In the coronavirus spread scenario, artificial intelligence cannot correctly predict the scale of the pandemic and provide recommendations, using only the data on past epidemics, the expert says
Specifics of the artificial intelligence technologies based on big data and machine learning, which are widespread today, are ill-fitted to predict the coronavirus spread and to develop optimal management decisions; the scientists need to look for other methods, says Maksim Fyodorov, head of the Skoltech’s science and engineering big data computation center.
The machine learning-based AIs must collect and analyze a large amount of data first. Even then, their algorithms are only suited for solving "template" tasks with a minimum of unknown variables. In the coronavirus spread scenario, artificial intelligence cannot correctly predict the scale of the pandemic and provide recommendations, using only the data on past epidemics, the scientist says, adding that the ongoing situation is far from being a "template."
"The entire perceived ongoing artificial intelligence revolution is merely a breakthrough in one narrow technology: the machine learning-based AIs. These solutions work well with [multiple similar] tasks, such as recognition of faces that have specific number of eyes and ears, for example. The coronavirus is a task of a different nature, which involves unique events and a lot of new variables, so an AI, based on historic data, works poorly here because it needs a lot of data of similar kind for learning. This pandemic story has shown that we must look for other technologies and approaches," Fyodorov said.
The expert believes that methods of mathematical modelling could prove relatively effective in making management decision.

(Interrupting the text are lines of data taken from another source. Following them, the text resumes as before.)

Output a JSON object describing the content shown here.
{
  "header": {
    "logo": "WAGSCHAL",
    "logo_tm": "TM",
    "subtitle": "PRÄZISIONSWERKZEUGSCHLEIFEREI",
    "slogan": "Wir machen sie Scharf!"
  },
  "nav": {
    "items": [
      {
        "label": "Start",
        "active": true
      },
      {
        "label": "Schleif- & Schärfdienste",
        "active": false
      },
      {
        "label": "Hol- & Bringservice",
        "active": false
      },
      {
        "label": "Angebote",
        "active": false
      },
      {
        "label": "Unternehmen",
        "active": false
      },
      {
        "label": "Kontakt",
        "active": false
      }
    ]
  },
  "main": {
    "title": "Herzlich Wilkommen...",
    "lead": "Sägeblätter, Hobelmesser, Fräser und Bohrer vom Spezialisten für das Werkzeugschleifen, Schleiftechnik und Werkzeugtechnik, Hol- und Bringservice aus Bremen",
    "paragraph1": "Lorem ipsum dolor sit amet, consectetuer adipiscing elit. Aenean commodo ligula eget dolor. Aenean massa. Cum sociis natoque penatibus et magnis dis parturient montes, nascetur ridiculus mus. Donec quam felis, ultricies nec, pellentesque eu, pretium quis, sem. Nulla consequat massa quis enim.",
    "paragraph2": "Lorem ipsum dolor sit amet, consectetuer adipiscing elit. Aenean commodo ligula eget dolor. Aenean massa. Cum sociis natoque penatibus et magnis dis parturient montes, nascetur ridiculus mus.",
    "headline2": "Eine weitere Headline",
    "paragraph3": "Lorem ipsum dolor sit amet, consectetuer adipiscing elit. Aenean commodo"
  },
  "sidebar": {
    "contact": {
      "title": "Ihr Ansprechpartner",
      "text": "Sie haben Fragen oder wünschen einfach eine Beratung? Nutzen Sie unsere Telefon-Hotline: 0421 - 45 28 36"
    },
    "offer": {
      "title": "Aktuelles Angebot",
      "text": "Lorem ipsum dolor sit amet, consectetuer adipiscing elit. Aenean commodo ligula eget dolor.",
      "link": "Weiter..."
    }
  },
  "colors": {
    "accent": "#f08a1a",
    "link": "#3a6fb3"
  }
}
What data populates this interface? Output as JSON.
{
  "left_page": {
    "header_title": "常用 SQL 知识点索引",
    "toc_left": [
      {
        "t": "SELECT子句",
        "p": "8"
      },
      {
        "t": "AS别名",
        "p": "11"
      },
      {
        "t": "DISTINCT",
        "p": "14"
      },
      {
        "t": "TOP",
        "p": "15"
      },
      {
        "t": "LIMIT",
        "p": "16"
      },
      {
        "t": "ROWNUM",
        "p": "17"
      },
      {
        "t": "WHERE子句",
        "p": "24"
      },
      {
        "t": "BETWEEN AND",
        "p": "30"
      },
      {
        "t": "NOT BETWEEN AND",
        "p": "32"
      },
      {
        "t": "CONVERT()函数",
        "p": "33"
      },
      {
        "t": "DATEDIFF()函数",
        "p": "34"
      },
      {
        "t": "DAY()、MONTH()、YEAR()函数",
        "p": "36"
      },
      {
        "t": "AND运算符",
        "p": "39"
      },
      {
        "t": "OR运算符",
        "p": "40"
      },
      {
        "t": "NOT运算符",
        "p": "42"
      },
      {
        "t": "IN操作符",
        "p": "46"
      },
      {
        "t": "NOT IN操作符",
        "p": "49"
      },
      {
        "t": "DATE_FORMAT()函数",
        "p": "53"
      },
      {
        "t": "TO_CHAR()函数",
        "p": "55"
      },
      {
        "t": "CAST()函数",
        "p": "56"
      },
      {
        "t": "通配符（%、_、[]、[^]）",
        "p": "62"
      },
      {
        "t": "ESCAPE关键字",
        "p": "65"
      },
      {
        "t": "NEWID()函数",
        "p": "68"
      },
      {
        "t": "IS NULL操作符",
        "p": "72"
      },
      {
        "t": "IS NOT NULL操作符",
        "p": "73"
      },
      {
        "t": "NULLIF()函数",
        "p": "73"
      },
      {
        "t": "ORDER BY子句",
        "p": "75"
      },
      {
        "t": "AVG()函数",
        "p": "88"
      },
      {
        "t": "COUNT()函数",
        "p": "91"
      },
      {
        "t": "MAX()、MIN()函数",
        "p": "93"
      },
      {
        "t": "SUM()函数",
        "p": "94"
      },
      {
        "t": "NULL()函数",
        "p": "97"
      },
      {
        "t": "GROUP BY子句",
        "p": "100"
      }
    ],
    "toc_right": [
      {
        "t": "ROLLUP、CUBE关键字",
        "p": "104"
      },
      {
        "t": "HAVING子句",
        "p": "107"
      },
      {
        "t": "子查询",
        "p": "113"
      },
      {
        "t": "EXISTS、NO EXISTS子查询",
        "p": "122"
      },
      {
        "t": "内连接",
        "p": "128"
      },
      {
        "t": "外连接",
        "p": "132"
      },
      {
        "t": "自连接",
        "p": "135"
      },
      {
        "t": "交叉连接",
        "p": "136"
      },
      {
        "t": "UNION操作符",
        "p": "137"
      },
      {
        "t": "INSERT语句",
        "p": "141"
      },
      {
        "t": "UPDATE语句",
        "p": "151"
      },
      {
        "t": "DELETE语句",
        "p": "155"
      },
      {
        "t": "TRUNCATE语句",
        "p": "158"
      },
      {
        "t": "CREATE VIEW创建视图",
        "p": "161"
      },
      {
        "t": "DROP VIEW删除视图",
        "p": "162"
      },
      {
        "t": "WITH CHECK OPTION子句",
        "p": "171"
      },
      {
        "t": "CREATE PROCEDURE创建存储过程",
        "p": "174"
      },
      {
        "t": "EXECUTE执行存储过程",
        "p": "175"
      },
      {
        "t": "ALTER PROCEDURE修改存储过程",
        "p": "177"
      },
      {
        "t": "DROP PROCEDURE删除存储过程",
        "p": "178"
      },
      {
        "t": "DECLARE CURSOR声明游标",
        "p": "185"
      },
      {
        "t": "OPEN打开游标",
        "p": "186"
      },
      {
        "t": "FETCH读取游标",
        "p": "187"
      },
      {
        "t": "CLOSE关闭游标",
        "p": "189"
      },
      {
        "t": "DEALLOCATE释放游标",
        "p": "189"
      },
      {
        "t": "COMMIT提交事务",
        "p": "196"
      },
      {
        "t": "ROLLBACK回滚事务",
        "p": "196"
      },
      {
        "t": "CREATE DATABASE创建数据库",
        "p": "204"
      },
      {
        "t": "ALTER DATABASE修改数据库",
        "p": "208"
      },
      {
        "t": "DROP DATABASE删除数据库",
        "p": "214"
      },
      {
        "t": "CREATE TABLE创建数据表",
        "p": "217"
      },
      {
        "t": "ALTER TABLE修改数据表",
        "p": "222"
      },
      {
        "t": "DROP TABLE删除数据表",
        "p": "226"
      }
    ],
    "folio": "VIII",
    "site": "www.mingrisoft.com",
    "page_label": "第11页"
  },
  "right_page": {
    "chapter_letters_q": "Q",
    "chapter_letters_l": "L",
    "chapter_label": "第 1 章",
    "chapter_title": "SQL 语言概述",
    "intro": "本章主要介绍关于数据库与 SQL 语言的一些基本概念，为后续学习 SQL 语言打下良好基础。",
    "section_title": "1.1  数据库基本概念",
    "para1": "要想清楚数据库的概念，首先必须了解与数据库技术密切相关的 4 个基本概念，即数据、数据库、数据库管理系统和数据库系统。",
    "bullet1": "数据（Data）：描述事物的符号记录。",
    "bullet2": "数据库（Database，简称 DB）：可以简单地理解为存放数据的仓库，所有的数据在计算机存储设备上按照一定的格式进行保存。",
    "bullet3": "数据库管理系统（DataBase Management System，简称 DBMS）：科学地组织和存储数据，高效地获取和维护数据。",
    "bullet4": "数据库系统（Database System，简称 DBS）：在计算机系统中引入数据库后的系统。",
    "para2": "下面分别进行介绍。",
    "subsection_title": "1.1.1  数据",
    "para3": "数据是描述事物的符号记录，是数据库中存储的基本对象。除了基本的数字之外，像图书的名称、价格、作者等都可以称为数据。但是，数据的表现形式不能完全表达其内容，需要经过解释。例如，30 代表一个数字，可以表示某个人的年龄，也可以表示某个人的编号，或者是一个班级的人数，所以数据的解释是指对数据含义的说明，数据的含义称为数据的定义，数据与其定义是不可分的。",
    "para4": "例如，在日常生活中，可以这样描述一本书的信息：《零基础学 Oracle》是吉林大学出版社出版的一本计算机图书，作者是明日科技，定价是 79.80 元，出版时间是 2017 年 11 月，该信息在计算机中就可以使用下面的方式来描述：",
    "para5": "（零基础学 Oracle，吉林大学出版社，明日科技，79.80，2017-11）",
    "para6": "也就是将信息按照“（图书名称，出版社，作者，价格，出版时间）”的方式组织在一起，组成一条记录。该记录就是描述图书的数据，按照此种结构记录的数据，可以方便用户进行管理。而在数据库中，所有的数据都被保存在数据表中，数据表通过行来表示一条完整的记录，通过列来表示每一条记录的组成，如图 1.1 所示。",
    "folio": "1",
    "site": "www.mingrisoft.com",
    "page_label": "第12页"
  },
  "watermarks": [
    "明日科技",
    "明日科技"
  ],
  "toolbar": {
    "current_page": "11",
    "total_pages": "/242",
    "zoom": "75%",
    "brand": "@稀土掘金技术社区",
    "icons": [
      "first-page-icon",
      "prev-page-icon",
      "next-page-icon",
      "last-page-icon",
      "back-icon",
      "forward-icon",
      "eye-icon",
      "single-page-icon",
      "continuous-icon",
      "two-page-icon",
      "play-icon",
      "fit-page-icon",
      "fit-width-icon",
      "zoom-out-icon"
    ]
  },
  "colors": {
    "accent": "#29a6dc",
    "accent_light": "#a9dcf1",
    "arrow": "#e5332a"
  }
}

In these methods, the scientists "play" different event scenarios, calculating the results on supercomputers in detail.
"These methods were popular at the time, and we should return to this scenario approach, but using a new algorithmic and computational base. [We should] play scenarios, including the most implausible ones. Having this library of scenarios, the scientists will be able to access it promptly in unforeseen situations. And then, one must turn on the human mind," he said, adding that the science evolves like a spiral.
The machine learning-based AI, in its modern shape, will be able to "learn" from the coronavirus spread data and be useful to humanity only if the ongoing pandemic repeats itself in the future, Fyodorov says. He also believes that there is hope that another epidemic could be avoided.
In late December 2019, Chinese officials notified the World Health Organization (WHO) about the outbreak of a previously unknown pneumonia in the city of Wuhan, in central China. Since then, cases of the novel coronavirus - named COVID-19 by the WHO - have been reported in every corner of the globe, including Russia.
On March 11, 2020, the WHO declared the coronavirus outbreak a pandemic. According to the latest statistics, over 2,484,000 people have been infected worldwide and more than 170,000 deaths have been reported. In addition, so far, over 652,000 individuals have recovered from the illness across the globe.
To date, a total of 52,763 coronavirus cases have been confirmed in Russia, with 3,873 patients having recovered from the virus. Russia’s latest data indicates 456 fatalities nationwide. Earlier, the Russian government set up an Internet hotline to keep the public updated on the coronavirus situation.